The management of complex adaptive functions requires the use of the unicist approach to make systems controllable and uses the system dynamics approach to operate them. The controllability depends on the level of influence that can be exerted in a system and needs to be measured using unicist destructive tests. The unicist approach uses the system dynamics approach as soon as the influence that can be exerted ensures the controllability.

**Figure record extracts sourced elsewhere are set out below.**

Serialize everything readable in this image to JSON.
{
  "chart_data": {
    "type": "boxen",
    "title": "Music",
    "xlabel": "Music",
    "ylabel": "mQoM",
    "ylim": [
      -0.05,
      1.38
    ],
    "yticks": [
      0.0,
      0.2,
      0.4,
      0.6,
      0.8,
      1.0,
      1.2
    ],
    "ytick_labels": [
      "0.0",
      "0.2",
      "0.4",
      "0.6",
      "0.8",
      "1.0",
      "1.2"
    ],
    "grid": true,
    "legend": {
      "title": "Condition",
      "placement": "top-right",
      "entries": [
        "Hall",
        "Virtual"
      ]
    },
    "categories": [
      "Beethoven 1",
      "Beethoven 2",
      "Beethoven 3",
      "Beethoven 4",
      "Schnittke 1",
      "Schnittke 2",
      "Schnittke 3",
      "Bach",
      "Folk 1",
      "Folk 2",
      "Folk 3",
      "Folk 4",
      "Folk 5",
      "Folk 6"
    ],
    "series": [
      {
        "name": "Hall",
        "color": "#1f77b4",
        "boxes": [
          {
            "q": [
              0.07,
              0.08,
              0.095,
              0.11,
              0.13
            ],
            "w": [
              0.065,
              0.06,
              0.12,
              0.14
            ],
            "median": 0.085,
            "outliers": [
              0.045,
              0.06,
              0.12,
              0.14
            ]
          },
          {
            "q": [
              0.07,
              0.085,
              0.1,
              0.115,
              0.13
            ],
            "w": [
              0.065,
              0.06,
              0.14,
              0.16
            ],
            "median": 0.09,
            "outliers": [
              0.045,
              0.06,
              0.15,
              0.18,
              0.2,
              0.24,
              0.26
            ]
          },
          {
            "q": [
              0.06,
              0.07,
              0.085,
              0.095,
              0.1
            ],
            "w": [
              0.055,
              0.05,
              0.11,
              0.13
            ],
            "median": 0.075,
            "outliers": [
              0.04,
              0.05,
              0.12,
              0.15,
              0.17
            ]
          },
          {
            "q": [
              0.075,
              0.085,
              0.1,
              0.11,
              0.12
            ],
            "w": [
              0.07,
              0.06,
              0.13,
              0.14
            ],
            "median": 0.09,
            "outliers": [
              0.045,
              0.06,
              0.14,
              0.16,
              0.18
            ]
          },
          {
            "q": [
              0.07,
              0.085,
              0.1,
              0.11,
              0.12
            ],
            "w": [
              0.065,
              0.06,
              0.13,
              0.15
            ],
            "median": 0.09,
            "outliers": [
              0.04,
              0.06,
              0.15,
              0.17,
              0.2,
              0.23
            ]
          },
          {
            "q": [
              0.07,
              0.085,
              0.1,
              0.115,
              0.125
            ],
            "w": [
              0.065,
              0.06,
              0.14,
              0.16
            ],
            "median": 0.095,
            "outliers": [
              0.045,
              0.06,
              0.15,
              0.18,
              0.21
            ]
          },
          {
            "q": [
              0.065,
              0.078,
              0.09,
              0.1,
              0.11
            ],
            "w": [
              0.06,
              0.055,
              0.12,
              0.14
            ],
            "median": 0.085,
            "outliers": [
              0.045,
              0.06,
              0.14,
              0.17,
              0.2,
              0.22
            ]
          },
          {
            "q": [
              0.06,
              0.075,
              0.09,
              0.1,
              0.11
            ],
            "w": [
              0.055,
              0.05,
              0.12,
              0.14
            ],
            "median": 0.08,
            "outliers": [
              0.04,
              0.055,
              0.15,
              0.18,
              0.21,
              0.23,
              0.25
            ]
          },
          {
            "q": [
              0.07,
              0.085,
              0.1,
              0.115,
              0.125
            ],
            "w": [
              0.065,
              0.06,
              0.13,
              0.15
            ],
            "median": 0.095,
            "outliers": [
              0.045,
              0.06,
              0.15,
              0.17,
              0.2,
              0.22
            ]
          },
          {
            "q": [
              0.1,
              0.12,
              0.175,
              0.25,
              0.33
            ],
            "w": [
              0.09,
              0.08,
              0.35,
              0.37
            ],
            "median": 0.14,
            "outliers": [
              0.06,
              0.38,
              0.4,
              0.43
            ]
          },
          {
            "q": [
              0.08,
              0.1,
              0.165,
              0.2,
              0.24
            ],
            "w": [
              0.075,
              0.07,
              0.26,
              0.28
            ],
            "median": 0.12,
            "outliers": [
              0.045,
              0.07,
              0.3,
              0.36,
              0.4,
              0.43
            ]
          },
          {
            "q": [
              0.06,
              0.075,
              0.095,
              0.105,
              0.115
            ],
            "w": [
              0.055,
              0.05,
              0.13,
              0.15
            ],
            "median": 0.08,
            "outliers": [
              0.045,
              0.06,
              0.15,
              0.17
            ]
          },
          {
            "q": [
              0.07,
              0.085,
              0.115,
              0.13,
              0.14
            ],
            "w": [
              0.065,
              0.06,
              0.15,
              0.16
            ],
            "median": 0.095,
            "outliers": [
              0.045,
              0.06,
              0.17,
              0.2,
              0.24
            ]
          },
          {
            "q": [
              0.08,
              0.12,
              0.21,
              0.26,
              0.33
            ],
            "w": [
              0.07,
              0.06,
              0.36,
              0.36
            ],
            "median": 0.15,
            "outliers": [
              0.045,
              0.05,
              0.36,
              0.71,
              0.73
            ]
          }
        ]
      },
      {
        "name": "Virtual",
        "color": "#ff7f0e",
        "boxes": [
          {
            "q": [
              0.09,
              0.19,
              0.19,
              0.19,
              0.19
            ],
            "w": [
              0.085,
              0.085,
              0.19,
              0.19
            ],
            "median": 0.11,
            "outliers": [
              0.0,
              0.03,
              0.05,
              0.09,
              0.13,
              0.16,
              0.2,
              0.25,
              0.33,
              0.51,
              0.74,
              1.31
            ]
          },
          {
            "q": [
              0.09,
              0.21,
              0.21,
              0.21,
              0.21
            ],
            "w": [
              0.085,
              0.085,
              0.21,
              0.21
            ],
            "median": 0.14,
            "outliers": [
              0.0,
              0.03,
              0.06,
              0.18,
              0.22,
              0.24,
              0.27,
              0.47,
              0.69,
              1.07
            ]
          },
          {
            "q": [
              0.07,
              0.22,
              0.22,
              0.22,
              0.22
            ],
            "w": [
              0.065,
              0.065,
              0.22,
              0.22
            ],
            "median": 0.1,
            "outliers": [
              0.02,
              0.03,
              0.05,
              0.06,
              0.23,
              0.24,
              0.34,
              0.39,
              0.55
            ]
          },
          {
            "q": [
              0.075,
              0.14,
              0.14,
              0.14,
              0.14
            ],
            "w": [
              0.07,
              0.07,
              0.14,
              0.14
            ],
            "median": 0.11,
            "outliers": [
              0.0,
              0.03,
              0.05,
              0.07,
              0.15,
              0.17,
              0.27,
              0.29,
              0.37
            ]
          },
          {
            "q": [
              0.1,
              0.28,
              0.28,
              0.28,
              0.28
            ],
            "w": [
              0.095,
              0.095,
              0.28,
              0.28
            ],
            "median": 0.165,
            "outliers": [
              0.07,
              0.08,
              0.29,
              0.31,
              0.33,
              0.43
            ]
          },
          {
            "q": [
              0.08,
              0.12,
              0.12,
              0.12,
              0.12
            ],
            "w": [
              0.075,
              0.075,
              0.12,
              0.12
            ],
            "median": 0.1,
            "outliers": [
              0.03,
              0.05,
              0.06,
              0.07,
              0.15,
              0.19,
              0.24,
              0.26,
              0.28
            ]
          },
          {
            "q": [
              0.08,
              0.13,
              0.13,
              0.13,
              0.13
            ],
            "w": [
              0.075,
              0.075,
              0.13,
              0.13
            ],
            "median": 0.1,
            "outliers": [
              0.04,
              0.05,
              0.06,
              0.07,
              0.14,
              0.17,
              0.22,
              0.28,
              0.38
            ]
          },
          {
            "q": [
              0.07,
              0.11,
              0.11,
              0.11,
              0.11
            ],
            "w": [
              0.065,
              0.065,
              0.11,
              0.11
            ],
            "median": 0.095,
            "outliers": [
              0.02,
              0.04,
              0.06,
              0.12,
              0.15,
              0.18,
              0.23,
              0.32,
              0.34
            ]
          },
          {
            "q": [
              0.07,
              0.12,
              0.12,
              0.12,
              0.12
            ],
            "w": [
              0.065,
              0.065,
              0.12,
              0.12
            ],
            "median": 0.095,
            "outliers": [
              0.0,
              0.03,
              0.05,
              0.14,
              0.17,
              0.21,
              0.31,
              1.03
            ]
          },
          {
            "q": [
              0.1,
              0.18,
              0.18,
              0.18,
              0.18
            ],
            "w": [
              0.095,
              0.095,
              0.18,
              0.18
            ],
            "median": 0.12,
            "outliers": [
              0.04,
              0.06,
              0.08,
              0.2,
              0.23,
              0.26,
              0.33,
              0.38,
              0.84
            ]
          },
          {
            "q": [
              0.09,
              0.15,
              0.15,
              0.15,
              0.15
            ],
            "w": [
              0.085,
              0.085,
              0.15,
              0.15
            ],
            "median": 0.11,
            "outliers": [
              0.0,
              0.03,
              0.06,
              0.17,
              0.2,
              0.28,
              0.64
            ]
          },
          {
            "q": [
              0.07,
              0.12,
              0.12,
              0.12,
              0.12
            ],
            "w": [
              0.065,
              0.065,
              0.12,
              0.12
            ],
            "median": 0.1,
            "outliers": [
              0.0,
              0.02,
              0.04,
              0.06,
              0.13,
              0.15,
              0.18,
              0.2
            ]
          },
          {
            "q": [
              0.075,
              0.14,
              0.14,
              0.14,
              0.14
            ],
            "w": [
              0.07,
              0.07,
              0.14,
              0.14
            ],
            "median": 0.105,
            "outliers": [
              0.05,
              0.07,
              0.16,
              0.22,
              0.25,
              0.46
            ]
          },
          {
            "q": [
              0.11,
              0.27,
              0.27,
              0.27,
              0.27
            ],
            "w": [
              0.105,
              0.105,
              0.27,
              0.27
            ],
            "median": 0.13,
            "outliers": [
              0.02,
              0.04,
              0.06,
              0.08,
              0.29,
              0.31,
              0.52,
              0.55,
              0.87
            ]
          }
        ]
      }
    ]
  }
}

Comparison of Ontologies with the Unicist Ontology
Comparison of: | Ontology (Philosophy) Aristotle, Wolff, Kant and others |
Ontology (Information Science) Gruber, Sowa, Arvidsson and others |
Unicist Ontology (Complexity Sciences) Peter Belohlavek |
Purpose | Knowledge acquisition | Information and knowledge acquisition | Managing complex adaptive systems and adaptive processes |
Foundations | Discovery | Shared expert opinions | Ontogenetic Intelligence of Nature and discovery of functionalities |
Use in business | To apprehend reality | Artificial Intelligence and building of complex information systems | Manage human adaptive systems and adaptive processes |
Scope of application | Universal | Artificial Intelligence, Information Systems | Development of ontogenetic maps for the individual, institutional, business and social fields. |
Language used | Natural language | Web Ontology Language and others | Unicist Standard Language and natural language |
Results to be achieved | True knowledge | Valid knowledge and information | Value generation |
Evolution / Involution laws | Inexistent | Inexistent | Unicist laws of evolution |
Formalization model |
Inexistent | Inexistent | Unicist double dialectical logic |
Functional structure |
Inexistent | Based on shared validation | Emulating the ontogenetic intelligence of nature |
Mathematical validation | Inexistent | Inexistent | Following the Unicist logic |
Deals with | Ideas | Categories and objects | Functions, roles and objects |
Oneness | One ontology for each aspect of reality | Depending on the consensus of the expert opinions | One ontology for each functionality |
Comparison of Unicist Objects with existing types of Objects 3.1
Aspects | Objects in Information Technology |
Objects in Nature |
Unicist Objects in Adaptive Environments |
Mindset to Apprehend Objects | Dualistic Logic, Class Logic, Propositional Logic | Integrative Logic, Fuzzy Logic, Predicate Logic | Integrative Logic, Fuzzy Logic, Predicate Logic |
Purpose | Minimum Strategy | Maximal & Minimum Strategy | Maximal & Minimum Strategy |
Example | Programming Objects | The Organs of the Human Body | Commercial Objects |
Category | Class | Species (Role) | Concept |
Dependence | Inheritance | Inheritance | Homologous Inheritance |
Operation | Method | Adaptive Method | Adaptive Method |
Value Generation | Event | Action | Action |
Activation | Message | Nervous System | Business Intelligence |
Functionality | Attributes | Functionality | Fundamentals |
Essential Characteristics | Model | Genotype | Ontogenetic Map |
Design | Encapsulation | Phenotype | Unified Field Diagram |
Pluralism | Polymorphism | Polymorphism | Polymorphism |
Dynamic | Synchronicity | Synchronicity | Synchronicity |
Influence | Functional | Critical Mass | Critical Mass |
Synthesis
The unicist approach to complexity sciences is a pragmatic, structural and functionalist approach.
This approach establishes the framework for the research on complexity sciences but also for the unicist logical approach that uses the conclusion of the researches in their application in the field of complex adaptive systems.